Tax-Exempt Bond Securitization (TEBS): Multifamily Variable Rate Securities
Brings capital market efficiencies to the affordable housing market
- Freddie Mac's Class A Multifamily Variable Rate Certificates are fully guaranteed tax-exempt or taxable securities supported by pools of unenhanced tax-exempt multifamily housing revenue bonds or related taxable bonds and mortgages.
- Owners can exchange unenhanced bonds for senior Class A Certificates that are sold to the public, and subordinate Class B Certificates which are retained by the bond owner and pledged to Freddie Mac.
- Forward TEBS is available to securitize pools of fixed-rate multifamily housing revenue bonds through the TEBS execution within a specified timeframe and within a pre-agreed fee and subordination structure.
How It Works
- Freddie Mac will guarantee the payment of scheduled principal on the bonds and all interest on the tax-exempt and taxable Class A Certificates.
- Monthly interest payments to the Class B Certificates will be made on a subordinate "if available" basis only.
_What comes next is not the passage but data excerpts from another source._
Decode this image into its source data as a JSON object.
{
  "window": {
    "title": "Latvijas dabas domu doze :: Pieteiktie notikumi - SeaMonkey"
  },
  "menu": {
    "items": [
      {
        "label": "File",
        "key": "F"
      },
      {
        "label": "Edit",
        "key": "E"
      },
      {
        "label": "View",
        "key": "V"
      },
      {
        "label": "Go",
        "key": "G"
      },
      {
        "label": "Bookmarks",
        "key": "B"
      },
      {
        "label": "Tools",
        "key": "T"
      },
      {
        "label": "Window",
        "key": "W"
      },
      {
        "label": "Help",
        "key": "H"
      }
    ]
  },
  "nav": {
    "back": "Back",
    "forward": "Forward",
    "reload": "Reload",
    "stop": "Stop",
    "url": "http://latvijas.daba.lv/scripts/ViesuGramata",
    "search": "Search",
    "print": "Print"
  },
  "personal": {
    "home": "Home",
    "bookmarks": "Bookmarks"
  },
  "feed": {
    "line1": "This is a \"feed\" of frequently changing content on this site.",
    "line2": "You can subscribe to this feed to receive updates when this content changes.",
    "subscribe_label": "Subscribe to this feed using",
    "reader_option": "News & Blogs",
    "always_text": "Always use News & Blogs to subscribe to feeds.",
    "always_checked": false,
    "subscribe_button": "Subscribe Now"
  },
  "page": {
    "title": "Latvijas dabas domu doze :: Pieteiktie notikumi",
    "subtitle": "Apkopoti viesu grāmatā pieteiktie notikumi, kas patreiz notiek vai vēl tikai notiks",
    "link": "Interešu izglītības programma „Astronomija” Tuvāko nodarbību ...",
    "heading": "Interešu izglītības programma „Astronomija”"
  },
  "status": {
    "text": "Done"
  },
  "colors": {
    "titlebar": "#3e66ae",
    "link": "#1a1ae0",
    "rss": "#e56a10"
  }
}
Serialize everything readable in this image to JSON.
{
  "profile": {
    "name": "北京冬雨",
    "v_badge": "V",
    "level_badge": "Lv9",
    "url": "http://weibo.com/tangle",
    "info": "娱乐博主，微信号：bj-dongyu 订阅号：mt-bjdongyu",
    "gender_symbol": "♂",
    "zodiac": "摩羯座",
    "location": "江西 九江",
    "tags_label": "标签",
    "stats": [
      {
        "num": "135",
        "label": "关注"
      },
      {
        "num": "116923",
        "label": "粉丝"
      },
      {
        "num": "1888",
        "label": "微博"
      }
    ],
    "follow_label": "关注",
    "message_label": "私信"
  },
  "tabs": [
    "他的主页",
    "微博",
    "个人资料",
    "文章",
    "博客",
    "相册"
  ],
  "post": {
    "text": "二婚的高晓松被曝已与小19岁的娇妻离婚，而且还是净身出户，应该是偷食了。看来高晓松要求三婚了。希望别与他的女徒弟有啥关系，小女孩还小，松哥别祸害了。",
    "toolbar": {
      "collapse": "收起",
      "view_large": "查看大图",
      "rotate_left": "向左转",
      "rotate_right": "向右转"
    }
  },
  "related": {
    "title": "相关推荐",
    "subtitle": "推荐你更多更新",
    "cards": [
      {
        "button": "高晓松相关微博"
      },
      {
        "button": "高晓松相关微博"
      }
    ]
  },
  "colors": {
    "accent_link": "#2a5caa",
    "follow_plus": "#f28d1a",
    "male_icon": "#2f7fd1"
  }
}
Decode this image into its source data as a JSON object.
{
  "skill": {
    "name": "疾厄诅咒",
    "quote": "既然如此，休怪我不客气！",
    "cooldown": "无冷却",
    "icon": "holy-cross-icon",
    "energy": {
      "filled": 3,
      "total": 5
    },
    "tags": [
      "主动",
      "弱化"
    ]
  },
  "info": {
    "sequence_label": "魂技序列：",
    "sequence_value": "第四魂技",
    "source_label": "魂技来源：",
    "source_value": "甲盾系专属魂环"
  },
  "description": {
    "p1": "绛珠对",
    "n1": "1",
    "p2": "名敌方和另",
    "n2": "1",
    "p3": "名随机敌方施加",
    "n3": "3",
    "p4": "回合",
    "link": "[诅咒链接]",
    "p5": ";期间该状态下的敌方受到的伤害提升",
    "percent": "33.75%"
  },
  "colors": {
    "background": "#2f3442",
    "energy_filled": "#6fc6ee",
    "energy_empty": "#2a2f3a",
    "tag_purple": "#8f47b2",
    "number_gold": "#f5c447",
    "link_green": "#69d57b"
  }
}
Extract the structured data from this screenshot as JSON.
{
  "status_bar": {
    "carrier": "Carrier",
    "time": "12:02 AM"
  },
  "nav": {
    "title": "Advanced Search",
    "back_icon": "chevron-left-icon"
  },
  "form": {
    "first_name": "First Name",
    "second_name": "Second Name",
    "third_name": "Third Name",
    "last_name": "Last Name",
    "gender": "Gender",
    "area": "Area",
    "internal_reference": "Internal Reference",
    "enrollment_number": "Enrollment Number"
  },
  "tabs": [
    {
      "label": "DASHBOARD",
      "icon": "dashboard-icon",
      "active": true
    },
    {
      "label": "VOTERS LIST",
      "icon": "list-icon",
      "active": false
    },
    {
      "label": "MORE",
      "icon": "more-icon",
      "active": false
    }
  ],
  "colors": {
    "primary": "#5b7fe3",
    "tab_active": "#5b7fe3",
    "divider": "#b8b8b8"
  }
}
Additionally, if the Class A Certificates bear interest at a seven-day variable rate, they will be “puttable” upon five business days notice, and Freddie Mac will guarantee payment of the purchase price of any such “put” certificates, if the remarketing agent does not remarket those certificates within such time period.
- Freddie Mac can also issue a forward commitment, which offers locked-in pricing and subordination levels (sizing of the subordinate Class B Certificates).